Mouse Digit Tip Regeneration Is Mechanical Load Dependent.

Amputation of the mouse digit tip results in blastema-mediated regeneration. In this model, new bone regenerates de novo to lengthen the amputated stump bone, resulting in a functional replacement of the terminal phalangeal element along with associated non-skeletal tissues. Physiological examples of bone repair, such as distraction osteogenesis and fracture repair, are well known to require mechanical loading. However, the role of mechanical loading during mammalian digit tip regeneration is unknown. In this study, we demonstrate that reducing mechanical loading inhibits blastema formation by attenuating bone resorption and wound closure, resulting in the complete inhibition of digit regeneration. Mechanical unloading effects on wound healing and regeneration are completely reversible when mechanical loading is restored. Mechanical unloading after blastema formation results in a reduced rate of de novo bone formation, demonstrating mechanical load dependence of the bone regenerative response.

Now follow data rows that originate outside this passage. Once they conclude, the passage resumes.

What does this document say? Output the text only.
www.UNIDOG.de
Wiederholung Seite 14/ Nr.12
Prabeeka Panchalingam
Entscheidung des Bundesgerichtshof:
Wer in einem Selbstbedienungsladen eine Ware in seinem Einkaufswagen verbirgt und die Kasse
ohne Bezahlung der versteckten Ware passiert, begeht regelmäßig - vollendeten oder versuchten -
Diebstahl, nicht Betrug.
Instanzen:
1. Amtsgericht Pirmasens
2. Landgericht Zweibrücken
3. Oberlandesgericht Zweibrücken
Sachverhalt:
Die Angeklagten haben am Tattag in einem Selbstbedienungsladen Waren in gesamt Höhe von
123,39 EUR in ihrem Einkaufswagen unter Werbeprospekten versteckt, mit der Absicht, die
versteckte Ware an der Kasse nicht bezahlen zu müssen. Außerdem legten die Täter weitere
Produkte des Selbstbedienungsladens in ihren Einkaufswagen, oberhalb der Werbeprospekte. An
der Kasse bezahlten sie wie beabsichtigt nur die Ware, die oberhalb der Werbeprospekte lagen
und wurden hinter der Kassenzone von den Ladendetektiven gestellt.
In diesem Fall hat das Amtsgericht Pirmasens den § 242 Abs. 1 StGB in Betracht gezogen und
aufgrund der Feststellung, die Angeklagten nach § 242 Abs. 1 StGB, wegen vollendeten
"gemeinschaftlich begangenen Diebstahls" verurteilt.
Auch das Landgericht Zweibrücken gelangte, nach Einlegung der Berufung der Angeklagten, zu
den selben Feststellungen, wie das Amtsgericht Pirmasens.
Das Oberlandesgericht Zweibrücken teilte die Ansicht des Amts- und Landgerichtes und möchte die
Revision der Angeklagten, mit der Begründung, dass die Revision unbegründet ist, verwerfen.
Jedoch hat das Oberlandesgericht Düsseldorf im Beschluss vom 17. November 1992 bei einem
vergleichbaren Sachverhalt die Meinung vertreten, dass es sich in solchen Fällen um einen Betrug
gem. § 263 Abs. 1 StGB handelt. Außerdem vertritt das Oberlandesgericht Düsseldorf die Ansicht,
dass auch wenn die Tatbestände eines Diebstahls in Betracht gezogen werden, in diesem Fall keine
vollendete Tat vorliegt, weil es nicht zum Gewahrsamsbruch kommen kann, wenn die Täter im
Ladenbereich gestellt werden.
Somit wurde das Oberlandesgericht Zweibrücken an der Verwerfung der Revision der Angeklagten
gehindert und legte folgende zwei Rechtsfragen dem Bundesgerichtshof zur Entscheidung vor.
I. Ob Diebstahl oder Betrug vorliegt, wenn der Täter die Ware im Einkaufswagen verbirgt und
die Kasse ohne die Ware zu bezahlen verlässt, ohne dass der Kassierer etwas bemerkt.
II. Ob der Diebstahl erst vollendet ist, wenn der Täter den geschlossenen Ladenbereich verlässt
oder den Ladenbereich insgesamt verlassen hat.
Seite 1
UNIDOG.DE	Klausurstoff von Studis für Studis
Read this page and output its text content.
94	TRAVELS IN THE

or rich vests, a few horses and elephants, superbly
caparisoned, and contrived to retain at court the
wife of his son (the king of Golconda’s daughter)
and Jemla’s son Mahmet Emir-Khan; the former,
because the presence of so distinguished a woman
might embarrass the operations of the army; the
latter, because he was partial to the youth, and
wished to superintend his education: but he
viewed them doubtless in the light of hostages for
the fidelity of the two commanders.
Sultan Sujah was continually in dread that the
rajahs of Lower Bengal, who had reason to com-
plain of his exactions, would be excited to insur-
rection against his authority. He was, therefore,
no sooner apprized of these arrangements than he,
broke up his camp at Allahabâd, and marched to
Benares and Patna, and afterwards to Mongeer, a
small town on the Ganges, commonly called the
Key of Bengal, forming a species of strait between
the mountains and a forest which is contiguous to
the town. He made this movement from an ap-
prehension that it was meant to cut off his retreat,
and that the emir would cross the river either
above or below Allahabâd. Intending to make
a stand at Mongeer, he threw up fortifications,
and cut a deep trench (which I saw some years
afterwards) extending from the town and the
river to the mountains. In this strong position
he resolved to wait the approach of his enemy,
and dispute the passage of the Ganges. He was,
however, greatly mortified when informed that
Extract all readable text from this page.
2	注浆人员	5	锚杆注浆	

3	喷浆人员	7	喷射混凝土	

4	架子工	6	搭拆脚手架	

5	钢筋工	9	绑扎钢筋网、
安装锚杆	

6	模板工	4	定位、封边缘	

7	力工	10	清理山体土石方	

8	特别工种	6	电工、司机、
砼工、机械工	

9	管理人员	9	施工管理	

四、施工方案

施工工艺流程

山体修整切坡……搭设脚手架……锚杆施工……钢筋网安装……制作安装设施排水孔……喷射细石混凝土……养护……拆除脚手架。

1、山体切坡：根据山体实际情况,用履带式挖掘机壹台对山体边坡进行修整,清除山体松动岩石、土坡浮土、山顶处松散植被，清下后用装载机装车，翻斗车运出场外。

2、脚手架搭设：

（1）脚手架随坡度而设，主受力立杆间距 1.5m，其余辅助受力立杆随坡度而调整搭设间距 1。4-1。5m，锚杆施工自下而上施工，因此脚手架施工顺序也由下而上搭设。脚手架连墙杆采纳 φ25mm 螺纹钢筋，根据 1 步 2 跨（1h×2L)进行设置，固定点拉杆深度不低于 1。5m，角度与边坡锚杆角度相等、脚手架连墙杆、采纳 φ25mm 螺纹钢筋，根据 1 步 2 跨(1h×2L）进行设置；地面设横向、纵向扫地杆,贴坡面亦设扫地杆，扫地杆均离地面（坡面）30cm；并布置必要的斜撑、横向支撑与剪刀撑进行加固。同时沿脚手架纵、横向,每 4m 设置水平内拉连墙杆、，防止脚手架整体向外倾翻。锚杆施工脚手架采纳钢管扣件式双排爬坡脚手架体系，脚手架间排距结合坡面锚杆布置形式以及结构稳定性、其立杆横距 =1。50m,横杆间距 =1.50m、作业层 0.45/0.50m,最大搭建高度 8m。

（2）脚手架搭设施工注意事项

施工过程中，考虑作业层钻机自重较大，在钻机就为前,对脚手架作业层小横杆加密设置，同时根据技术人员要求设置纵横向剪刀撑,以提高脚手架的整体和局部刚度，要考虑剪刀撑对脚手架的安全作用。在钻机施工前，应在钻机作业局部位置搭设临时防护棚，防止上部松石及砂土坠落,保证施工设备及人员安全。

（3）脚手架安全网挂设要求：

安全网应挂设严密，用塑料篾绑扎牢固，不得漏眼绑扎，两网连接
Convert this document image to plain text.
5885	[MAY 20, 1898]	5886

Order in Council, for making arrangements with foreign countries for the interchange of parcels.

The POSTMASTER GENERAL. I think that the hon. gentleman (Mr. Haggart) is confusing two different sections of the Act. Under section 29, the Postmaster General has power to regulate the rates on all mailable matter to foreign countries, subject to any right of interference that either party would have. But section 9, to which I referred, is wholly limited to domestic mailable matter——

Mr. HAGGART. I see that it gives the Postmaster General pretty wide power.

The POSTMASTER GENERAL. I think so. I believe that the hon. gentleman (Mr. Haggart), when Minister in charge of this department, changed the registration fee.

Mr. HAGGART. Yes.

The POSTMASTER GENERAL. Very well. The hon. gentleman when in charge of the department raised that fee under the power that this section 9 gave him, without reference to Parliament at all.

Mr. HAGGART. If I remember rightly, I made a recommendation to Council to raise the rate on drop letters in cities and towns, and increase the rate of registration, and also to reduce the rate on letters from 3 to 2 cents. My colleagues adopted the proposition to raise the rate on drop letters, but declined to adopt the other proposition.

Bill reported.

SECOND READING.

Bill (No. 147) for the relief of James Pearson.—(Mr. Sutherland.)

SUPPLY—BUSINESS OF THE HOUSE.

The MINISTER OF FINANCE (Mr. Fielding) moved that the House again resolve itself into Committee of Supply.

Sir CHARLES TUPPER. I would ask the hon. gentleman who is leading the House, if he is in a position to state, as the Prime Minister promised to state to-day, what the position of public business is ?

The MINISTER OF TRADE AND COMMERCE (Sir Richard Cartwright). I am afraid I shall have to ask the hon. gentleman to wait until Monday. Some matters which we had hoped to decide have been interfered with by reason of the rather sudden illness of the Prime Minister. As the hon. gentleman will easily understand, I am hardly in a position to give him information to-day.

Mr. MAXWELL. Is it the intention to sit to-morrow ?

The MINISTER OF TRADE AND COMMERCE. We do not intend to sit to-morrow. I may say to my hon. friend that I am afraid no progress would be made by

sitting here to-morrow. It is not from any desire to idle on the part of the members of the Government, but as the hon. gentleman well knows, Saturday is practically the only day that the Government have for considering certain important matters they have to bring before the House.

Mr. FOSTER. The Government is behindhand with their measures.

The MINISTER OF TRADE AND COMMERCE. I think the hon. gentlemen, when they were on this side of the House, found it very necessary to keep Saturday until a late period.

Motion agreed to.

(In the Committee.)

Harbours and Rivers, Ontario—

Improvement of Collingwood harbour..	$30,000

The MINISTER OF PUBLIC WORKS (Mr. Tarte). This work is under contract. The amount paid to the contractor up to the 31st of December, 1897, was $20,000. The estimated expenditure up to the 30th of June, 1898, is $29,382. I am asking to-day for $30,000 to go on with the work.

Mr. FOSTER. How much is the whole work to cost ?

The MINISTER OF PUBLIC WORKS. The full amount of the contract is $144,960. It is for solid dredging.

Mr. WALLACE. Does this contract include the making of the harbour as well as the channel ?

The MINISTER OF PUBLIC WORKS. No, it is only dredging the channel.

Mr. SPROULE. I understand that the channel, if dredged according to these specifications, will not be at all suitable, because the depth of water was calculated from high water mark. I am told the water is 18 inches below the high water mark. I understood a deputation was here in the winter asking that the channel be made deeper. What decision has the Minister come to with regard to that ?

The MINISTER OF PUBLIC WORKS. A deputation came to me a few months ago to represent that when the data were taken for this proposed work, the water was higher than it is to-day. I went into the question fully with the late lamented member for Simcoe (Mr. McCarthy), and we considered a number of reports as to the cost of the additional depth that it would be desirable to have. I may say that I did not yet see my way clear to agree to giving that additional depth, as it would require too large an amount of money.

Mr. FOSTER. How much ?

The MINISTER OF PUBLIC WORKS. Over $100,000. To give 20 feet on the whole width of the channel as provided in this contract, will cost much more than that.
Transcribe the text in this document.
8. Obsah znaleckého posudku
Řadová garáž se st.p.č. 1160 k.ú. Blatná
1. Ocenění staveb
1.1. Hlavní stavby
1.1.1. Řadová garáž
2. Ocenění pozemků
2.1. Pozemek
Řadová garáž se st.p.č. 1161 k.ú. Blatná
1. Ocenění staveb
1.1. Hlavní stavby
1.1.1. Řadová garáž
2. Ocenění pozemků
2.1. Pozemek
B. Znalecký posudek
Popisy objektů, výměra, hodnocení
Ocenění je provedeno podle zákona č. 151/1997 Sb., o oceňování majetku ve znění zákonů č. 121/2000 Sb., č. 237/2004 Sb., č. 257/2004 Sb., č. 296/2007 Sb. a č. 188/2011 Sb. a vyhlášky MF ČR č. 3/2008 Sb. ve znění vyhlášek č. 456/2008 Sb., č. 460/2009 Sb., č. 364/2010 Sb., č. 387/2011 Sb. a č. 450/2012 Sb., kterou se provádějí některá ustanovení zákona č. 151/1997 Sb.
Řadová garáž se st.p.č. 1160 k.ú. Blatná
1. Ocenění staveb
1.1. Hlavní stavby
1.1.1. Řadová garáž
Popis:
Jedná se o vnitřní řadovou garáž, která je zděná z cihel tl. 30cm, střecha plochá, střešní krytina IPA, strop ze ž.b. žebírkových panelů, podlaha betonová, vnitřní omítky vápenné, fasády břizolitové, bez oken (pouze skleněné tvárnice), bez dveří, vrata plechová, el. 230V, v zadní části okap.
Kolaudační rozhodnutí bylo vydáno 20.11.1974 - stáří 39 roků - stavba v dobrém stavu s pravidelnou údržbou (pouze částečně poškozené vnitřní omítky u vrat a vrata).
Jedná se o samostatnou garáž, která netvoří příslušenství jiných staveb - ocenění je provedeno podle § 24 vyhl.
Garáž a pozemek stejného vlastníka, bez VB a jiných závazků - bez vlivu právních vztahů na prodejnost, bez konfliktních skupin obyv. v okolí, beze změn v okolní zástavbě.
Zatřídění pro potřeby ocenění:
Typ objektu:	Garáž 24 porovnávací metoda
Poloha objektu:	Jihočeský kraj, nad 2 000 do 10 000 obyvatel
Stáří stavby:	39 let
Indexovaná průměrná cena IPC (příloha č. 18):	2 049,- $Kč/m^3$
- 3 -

Moreover, enhancing the wound-healing response of mechanically unloaded digits with the cyanoacrylate tissue adhesive Dermabond improves wound closure and partially rescues digit tip regeneration. Taken together, these results demonstrate that mammalian digit tip regeneration is mechanical load-dependent. Given that human fingertip regeneration shares many characteristics with the mouse digit tip, these results identify mechanical load as a previously unappreciated requirement for de novo bone regeneration in humans.